We end up with a CSV file containing the data.

Conclusion

In summary, the Table Transformer represents a significant advancement in the field of document analysis, particularly concerning PDFs containing intricate tables. Its innovative integration of multi-modal capabilities has redefined the extraction of information from these complex documents.

This pioneering model, constructed upon the DETR framework, ushers in a new era by not only interpreting text within PDFs but also comprehensively identifying, reconstructing, and preserving the detailed structures of tables. Through the seamless combination of convolutional backbones and encoder-decoder Transformer architecture, it excels in both detecting tables and recognizing their structures.

Its advantages over traditional Optical Character Recognition (OCR) are manifold: from its ability to discern and rebuild table layouts to its end-to-end training that simplifies workflows and diminishes reliance on inflexible templates. The Table Transformer's adaptability to various document structures highlights its strength and flexibility.

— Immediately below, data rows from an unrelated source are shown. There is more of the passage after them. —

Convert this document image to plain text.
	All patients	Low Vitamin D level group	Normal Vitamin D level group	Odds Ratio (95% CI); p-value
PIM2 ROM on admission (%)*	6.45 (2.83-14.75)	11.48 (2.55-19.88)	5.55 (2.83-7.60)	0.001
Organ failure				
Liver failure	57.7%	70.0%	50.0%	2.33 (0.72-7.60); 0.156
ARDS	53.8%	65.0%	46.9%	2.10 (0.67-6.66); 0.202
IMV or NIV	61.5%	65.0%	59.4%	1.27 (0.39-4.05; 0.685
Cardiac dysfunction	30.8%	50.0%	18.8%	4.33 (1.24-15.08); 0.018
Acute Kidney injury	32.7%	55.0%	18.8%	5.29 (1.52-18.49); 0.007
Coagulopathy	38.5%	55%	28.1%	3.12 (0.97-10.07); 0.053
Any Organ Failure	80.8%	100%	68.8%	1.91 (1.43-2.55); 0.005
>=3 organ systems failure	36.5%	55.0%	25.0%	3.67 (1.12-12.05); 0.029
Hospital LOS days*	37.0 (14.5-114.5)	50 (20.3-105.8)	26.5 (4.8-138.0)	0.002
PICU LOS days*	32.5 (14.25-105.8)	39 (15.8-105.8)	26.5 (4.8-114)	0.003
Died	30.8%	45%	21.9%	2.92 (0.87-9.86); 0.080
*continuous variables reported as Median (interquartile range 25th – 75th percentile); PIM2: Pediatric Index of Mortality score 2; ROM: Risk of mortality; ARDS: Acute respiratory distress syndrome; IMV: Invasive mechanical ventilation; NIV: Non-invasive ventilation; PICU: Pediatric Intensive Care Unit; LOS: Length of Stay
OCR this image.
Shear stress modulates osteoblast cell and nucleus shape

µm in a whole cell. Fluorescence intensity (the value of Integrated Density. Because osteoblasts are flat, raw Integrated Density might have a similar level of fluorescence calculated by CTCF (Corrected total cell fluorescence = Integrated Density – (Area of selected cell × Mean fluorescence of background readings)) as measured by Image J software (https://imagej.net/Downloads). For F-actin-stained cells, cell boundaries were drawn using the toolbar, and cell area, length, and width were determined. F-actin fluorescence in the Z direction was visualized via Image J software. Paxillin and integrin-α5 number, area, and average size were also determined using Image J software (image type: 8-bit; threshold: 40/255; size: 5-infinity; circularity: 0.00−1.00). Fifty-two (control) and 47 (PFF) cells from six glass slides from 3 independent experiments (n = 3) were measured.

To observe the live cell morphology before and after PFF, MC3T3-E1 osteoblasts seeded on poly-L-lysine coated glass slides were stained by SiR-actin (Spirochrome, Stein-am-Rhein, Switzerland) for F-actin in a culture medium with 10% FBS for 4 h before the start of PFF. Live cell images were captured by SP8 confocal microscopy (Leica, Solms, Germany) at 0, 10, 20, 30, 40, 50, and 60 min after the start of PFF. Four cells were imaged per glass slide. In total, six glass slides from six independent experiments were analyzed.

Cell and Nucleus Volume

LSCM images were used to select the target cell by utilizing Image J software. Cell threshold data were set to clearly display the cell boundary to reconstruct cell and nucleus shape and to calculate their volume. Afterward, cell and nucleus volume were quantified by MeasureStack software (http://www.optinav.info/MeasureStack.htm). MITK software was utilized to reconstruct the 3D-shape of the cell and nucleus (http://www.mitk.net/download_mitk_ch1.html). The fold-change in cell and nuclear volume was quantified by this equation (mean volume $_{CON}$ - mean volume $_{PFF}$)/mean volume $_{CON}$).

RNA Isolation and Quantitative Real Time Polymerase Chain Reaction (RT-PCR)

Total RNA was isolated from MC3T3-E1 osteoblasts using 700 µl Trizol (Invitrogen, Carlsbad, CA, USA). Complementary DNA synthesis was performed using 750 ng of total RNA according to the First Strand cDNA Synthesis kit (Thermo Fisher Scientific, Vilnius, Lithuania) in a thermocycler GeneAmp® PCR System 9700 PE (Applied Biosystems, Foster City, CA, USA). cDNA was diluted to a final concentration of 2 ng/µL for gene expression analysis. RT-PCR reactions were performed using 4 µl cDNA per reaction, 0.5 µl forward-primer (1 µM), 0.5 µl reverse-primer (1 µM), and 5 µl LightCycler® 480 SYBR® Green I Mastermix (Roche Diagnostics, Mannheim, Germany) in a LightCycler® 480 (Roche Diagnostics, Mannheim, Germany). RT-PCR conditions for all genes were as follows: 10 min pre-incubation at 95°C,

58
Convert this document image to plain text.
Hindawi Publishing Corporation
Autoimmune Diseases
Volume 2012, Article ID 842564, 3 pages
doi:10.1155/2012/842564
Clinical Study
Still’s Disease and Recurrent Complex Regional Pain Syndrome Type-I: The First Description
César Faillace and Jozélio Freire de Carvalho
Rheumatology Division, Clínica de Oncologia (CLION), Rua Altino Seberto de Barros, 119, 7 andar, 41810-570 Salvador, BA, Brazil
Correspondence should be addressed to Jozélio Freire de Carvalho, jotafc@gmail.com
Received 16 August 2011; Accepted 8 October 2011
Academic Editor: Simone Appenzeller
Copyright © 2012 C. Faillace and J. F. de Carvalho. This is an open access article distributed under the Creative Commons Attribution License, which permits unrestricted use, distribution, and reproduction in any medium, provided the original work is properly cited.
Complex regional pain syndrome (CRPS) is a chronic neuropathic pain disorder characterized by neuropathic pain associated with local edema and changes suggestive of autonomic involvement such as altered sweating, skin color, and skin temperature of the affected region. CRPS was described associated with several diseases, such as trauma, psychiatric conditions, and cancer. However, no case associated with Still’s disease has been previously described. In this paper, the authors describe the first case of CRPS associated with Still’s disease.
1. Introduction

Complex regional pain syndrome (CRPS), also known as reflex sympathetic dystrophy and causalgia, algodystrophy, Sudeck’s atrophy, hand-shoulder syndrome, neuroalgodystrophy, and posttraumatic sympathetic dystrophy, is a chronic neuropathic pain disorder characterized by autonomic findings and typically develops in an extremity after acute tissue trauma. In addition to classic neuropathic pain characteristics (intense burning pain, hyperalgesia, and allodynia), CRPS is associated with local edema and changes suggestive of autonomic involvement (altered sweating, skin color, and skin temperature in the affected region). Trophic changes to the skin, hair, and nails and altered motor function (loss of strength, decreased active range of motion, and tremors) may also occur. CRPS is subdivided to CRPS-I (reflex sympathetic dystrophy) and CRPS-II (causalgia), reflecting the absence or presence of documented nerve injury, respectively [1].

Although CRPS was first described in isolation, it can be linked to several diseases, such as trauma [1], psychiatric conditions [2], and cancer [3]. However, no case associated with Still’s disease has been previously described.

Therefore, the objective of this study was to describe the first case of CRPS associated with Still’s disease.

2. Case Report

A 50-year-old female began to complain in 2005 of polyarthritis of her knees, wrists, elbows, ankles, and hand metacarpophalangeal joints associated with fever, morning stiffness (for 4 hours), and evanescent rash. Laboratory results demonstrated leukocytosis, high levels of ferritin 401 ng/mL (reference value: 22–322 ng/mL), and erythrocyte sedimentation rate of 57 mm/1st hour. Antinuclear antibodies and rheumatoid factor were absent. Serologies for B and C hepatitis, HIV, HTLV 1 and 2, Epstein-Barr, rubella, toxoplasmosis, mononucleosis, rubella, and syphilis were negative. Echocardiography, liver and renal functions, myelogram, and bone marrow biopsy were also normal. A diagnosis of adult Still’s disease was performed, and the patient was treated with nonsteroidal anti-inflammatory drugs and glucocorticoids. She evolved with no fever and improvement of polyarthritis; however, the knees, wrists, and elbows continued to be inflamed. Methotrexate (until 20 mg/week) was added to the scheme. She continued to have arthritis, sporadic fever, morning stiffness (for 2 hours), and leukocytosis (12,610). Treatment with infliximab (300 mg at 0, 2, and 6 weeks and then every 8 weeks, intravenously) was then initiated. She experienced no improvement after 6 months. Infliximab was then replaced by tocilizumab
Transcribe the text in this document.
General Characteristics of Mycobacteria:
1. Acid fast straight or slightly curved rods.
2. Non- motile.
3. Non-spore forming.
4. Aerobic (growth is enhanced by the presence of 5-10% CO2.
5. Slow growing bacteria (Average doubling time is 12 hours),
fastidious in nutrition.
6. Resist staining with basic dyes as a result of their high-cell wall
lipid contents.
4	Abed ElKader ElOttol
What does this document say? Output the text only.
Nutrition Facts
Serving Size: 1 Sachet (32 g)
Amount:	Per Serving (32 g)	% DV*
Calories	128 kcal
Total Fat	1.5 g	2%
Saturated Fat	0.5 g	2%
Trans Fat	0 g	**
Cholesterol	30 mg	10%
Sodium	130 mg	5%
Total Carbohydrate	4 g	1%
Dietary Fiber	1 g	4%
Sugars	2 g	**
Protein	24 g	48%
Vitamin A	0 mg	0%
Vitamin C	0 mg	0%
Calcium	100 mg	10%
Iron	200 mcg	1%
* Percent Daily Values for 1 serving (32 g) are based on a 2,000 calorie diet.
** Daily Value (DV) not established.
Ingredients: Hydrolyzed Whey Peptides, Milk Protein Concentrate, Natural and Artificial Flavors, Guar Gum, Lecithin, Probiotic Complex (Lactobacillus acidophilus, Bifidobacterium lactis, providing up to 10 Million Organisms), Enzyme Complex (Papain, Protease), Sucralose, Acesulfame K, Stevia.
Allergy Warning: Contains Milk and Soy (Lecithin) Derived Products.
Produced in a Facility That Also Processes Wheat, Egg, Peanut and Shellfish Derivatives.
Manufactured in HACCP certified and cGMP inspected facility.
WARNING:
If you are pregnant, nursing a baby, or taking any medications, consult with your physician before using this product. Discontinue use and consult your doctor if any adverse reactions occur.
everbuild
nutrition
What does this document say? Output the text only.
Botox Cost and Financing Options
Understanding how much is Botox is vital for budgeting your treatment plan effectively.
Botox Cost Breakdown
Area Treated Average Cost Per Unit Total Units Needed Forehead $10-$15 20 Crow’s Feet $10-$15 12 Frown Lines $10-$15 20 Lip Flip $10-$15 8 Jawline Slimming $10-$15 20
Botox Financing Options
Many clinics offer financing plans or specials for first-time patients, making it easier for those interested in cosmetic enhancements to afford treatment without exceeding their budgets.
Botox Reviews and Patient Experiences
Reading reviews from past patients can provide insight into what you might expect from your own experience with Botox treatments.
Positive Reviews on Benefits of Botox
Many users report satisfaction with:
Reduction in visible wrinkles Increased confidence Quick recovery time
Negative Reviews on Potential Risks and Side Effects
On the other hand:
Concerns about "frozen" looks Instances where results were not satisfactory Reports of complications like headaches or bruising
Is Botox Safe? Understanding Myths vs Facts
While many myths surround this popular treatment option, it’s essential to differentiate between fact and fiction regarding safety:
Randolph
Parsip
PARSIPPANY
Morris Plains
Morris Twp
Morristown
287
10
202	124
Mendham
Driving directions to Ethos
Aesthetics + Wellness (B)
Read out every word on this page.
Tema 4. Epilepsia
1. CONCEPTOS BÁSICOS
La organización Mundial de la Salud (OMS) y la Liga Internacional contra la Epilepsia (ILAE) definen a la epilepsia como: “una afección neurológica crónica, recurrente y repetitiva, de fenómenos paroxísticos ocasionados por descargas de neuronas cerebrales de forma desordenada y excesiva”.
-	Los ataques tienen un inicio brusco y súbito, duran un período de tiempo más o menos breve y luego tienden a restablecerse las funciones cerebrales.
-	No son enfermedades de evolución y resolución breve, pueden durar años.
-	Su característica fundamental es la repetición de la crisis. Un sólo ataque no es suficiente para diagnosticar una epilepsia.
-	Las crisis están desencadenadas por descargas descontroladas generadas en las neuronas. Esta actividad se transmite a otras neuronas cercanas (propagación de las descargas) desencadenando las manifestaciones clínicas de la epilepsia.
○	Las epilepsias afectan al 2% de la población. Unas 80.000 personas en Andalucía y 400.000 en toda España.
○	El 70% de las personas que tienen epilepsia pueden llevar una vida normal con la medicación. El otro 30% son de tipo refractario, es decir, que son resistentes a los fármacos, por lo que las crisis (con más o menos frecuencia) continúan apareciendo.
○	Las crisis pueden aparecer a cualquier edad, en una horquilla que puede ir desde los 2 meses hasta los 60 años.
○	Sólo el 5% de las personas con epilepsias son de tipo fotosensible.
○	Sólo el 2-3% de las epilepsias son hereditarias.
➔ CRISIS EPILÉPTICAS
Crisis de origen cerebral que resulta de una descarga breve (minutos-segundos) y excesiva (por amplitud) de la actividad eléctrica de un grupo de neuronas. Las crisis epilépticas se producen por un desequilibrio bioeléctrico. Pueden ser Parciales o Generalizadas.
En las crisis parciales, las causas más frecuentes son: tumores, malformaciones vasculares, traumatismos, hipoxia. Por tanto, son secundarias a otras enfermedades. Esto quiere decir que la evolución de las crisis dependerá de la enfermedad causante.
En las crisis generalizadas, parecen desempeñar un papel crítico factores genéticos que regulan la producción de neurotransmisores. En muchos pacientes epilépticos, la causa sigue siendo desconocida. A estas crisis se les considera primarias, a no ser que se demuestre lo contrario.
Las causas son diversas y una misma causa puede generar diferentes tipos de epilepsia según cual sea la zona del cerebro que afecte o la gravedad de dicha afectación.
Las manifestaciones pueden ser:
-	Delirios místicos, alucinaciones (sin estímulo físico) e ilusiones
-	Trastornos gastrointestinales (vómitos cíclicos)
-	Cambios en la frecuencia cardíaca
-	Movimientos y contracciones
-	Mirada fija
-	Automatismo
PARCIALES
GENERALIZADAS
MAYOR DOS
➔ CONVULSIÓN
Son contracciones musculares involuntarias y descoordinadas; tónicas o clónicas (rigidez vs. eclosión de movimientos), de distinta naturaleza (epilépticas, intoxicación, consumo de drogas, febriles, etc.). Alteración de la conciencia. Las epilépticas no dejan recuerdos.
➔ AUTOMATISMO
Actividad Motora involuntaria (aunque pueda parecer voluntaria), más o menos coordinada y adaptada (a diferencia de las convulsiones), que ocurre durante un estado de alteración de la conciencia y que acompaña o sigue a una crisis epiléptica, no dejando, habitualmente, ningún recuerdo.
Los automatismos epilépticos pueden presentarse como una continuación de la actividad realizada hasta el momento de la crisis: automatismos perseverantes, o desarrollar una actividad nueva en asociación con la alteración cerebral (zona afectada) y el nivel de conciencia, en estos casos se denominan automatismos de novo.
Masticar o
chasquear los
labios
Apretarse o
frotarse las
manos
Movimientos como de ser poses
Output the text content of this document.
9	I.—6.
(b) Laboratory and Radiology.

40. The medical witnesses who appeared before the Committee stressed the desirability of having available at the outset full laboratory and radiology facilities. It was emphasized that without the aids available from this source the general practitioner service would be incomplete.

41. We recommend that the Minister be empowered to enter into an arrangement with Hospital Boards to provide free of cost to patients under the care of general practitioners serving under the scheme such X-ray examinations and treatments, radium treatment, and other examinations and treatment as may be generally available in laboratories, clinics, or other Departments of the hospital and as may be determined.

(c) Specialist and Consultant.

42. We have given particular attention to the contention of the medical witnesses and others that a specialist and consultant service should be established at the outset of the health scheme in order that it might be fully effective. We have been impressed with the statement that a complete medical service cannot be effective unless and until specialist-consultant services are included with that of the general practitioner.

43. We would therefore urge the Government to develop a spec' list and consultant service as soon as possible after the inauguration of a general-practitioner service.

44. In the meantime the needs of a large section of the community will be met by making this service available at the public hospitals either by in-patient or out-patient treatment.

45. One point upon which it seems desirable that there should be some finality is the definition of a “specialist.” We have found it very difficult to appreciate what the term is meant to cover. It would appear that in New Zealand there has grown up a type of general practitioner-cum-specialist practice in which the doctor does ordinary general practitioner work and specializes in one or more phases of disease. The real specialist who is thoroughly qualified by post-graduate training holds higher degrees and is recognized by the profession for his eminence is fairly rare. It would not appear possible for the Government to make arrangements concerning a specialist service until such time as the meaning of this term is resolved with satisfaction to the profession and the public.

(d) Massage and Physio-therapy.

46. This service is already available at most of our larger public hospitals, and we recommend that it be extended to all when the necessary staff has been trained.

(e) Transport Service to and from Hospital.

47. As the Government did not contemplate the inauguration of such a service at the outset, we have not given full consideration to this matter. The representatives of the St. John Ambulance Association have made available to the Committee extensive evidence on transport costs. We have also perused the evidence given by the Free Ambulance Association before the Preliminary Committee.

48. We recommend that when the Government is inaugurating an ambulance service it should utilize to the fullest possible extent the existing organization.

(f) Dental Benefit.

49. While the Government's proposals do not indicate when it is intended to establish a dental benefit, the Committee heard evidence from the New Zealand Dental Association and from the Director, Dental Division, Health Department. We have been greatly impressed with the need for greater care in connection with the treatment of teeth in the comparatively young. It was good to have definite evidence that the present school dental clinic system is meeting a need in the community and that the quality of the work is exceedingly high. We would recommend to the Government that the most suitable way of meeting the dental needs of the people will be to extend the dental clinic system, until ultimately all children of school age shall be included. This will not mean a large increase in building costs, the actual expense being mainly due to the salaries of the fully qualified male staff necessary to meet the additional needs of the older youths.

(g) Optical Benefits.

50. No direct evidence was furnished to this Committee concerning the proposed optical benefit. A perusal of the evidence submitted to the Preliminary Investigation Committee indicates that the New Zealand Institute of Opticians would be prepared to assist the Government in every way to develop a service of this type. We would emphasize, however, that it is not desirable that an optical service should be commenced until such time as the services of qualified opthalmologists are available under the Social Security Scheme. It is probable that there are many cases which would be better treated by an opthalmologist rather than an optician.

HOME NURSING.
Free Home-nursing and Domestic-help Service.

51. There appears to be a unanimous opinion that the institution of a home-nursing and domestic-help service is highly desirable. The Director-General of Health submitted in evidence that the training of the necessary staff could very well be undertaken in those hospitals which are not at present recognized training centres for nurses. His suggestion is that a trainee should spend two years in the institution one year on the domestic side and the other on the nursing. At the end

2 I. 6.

As document analysis progresses, the Table Transformer's emergence as a potent tool represents a pivotal moment, promising efficiency, precision, and a more streamlined approach to extracting structured information from the vast collections of PDFs containing valuable tabular data. Its impact not only transforms document processing but also introduces possibilities for broader applications in diverse domains reliant on comprehensive information extraction from multi-modal documents.